Lateral movement is the technique of using built-in tools and protocols to gain deeper access into the target network, and that’s what sets apart the advanced ransomware of today from its simpler predecessors.
Using this technique to expand from the initial infection point often means malware can avoid detection and maintain ongoing access to the system, even if the initial infection point is discovered.
Lateral movement essentially allows attackers to increase the span of control from the initial infection site to the wider network in search of their main target: the point from which they have the most access and control, and can therefore do the most damage when encryption begins.
The Catch: Privileged Access is a Must
Looking back at the tactics enlisted by so many of this year’s ransomware perps, there is one non-negotiable required for success: administrator access.
All of their common behaviors (post-initial access and pre-encryption) require a higher level of access to the target system than that of a regular user.
Regular users are unable to stop services and processes and disable antivirus software. They cannot make custom calls to the Restart Manager API, clear and disable Windows event logs, or delete shadow volume copies. For all these tasks, elevated access is a must.
In order to gain elevated access, ransomware perps attempt to increase their privileges on the target system without authorization, in what is known as privilege escalation.
With privilege escalation fueling lateral movement, ransomware actors can:
- Increase their reach throughout devices on the network, spreading from one user to another as they search for the main target (horizontal privilege escalation),
- Increase their privileges from regular user to administrator and domain admin as they go, in order to successfully unleash the tactics described above (vertical privilege escalation).
Gaining local or domain level access is the pot of gold for ransomware actors – it allows for the control of all systems, other users, and access rights within the environment.
Keeping Up with the Cybercrims
At the heart of these common ransomware tactics is privilege escalation, so it makes sense that Privileged Access Management (PAM) should be at the heart of a good defense system.
PAM incorporates two key principles to ensure the safety of the wider network from ransomware actors attempting privilege escalation:
- The Principle of Least Privilege (POLP) – users should have the least possible privileges required to do their job,
- Just-in-time Elevation (JIT) – users only gain elevated privileges when absolutely necessary.
In a computer environment that has a comprehensive PAM solution implemented, ransomware that manages to gain that initial foothold has nowhere to go and nothing to do.
Admin By Request is a PAM solution that both prevents initial infection, and thwarts any attempts at privilege escalation.
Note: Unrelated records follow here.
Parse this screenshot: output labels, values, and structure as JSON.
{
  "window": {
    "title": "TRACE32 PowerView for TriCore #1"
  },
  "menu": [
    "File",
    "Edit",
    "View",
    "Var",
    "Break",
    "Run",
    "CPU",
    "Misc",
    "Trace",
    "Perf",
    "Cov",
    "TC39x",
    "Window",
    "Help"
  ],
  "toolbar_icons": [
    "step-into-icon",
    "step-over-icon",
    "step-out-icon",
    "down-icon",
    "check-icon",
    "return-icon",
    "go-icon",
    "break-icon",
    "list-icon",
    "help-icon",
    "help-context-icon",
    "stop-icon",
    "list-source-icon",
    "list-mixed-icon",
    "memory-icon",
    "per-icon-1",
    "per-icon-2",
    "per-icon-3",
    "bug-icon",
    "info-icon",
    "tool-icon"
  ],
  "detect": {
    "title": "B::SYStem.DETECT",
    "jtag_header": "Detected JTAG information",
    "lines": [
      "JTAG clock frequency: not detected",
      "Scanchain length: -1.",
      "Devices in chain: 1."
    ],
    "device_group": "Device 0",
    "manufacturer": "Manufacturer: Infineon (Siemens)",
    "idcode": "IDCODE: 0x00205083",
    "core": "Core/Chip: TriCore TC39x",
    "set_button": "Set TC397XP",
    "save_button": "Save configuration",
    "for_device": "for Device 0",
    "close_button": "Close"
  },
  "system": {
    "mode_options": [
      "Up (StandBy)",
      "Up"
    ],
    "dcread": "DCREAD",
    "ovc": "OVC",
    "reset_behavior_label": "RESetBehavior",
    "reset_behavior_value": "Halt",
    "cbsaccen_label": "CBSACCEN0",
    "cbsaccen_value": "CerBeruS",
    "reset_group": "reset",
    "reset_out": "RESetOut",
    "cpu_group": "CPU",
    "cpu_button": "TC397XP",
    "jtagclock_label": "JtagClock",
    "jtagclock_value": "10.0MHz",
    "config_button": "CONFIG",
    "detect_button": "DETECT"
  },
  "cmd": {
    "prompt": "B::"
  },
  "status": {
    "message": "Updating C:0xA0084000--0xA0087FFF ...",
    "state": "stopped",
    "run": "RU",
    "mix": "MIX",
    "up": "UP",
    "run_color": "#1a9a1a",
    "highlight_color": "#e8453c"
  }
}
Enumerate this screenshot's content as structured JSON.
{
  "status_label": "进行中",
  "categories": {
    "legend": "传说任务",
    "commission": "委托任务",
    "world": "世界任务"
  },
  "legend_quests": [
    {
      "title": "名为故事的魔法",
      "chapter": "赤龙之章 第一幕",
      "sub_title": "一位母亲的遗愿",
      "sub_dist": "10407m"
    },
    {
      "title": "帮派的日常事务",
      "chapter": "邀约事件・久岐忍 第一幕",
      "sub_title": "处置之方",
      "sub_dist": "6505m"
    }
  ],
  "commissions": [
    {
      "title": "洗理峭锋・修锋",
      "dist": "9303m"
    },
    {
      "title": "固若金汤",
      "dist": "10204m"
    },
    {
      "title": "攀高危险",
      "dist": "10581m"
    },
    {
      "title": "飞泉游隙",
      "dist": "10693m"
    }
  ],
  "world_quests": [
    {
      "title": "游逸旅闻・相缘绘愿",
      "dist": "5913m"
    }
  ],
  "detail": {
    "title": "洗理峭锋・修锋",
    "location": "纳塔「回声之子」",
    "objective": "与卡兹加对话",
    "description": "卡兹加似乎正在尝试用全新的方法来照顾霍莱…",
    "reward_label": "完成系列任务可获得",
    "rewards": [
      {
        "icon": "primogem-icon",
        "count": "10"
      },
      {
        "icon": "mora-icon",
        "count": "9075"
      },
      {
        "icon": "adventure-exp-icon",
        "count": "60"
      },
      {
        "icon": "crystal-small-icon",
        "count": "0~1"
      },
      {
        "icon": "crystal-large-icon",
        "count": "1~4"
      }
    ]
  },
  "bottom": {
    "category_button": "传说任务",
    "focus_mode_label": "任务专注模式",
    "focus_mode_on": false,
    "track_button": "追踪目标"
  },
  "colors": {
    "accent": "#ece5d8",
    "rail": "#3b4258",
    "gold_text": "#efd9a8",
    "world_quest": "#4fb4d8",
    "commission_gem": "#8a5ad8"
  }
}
Implementing both POLP and JIT, Admin By Request revokes users’ admin rights while still allowing them to self-elevate when they need to. Day-to-day functions can continue smoothly, in a safe and controlled environment.
Privileged activity that occurs during a self-initiated admin session is logged in the Admin By Request Auditlog, monitored by your IT admins via the software’s user portal. This means any ransomware actors’ attempts at vertical privilege escalation will be flagged and investigated from the get-go.
That is, assuming the malware can gain initial access in the first place. To do so, it first has to get past the 35+ anti-malware engines that form OPSWAT’s MetaDefender Cloud – integrated with the Admin By Request solution.
Good guys: 1; ransomware: 0.
It’s no secret that the advanced tactics employed by recent ransomware gangs are a very real threat; but recognizing and understanding what these tactics are is the best way to form a defense.
The frontline of that defense should be a comprehensive PAM solution – so you can prevent ransomware attacks before they even begin.